Em sua análise das experiências, Marcus Vinicius de Oliveira, diretor-presidente do Esplar, destacou a importância das EFAs e de projetos que gerem oportunidades aos jovens no campo. “As EFAs são experiências muito importantes. No Projeto Paulo Freire, dos 300 técnicos, 60% são oriundos das EFAs. O campo está esvaziado de jovens. A média de público que trabalhamos no Esplar é de 52 anos”, revelou Marcus Vinicius. Por outro lado, o diretor lamentou que o Tribunal de Contas da União estivesse proibindo ações e editais voltados a públicos específicos, como mulheres e jovens.

Além de Marcus Vinicius de Oliveira, o evento contou com os seguintes debatedores: Francisco Carneiro Barreto Campelo, superintendente do Instituto Brasileiro do Meio Ambiente (Ibama); João Lucio Farias de Oliveira, presidente da Companhia de Gestão dos Recursos Hídricos (Cogerh); e José Otamar de Carvalho, engenheiro agrônomo e economista.

No último dia de conferência, Marilza Pereira da Silva, do Instituto de Permacultura em Terras Secas da Bahia, apresentou o projeto “Recuperação de áreas degradadas no semiárido” no eixo temático Meio Ambiente. Conforme Marilza, a ação visa converter áreas em processo de degradação ou desertificação em Sistemas Agroflorestais Sustentáveis (SAFs) no território de Irecê, como forma de recaatingamento. “A nossa esperança é mitigar os efeitos do processo de estiagem. As comunidades são capacitadas durante a implantação das SAFs, viabilizando o empoderamento social. A gente aposta em tecnologias simples e baratas para que o agricultor possa continuar usando”, explicou Marilza.

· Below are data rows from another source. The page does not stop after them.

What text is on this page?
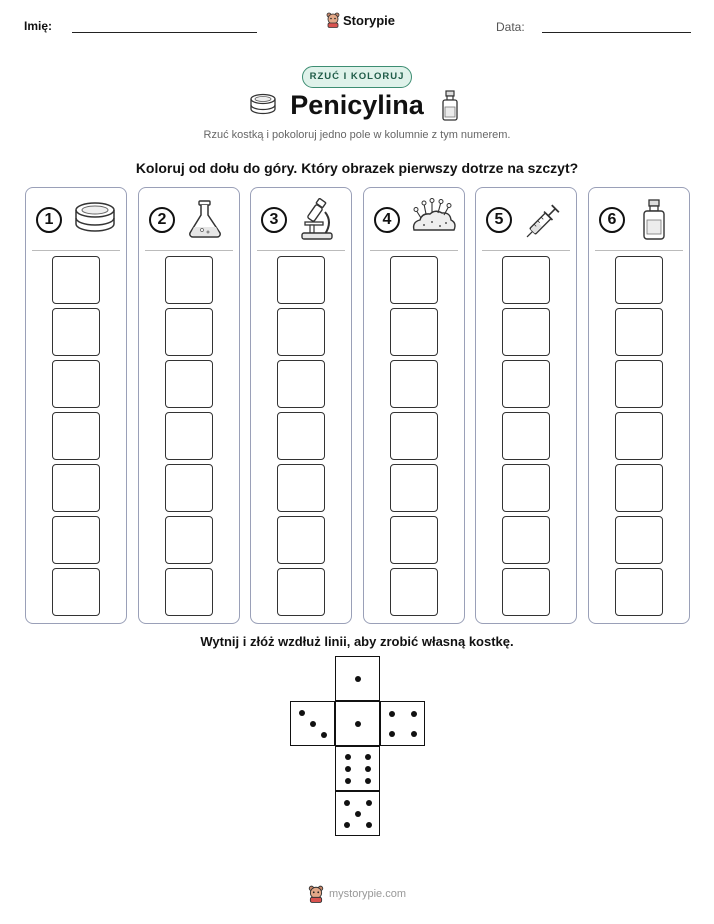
Imię:	Storypie	Data:
RZUĆ I KOLORUJ
Penicylina
Rzuć kostką i pokoloruj jedno pole w kolumnie z tym numerem.
Koloruj od dołu do góry. Który obrazek pierwszy dotrze na szczyt?
1	2	3	4	5	6
Wytnij i złóż wzdłuż linii, aby zrobić własną kostkę.
mystorypie.com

No Ceará, a Fundação Cearense de Meteorologia e Recursos Hídricos (Funceme) também busca reverter a degradação de regiões semiáridas por meio do projeto “Recuperação de área degradada em processo de desertificação”. Conforme Sonia de Oliveira, diversas técnicas de manejo foram feitas durante o processo, como barragens de pedra, terraço, escarificação e sulcamento. “Essas áreas estavam improdutivas. Do jeito que elas estavam, não adiantava colocar mudas. Tinha que recuperar o solo primeiro. A comunidade não acreditava que fosse possível. Hoje, eles chamam a área de Amazoninha. Estão muito esperançosos”, garantiu Sônia. 

Simultânea à conferência, ocorreu a Feira dos Saberes e das Culturas da Caatinga, durante a qual foram apresentados os costumes, a culinária, a música, a dança e o artesanato de Pernambuco, Paraíba, Rio Grande do Norte, Piauí, Bahia e Ceará. Durante a cerimônia de encerramento, Marcus Vinicius falou sobre o desmonte das instituições públicas na atual conjuntura política e ressaltou que as experiências como as apresentadas na conferência dependem de incentivos governamentais. Conforme a organização da II Conferência da Caatinga, mais de 500 pessoas se credenciaram no evento e uma média de 400 participaram das salas temáticas diariamente.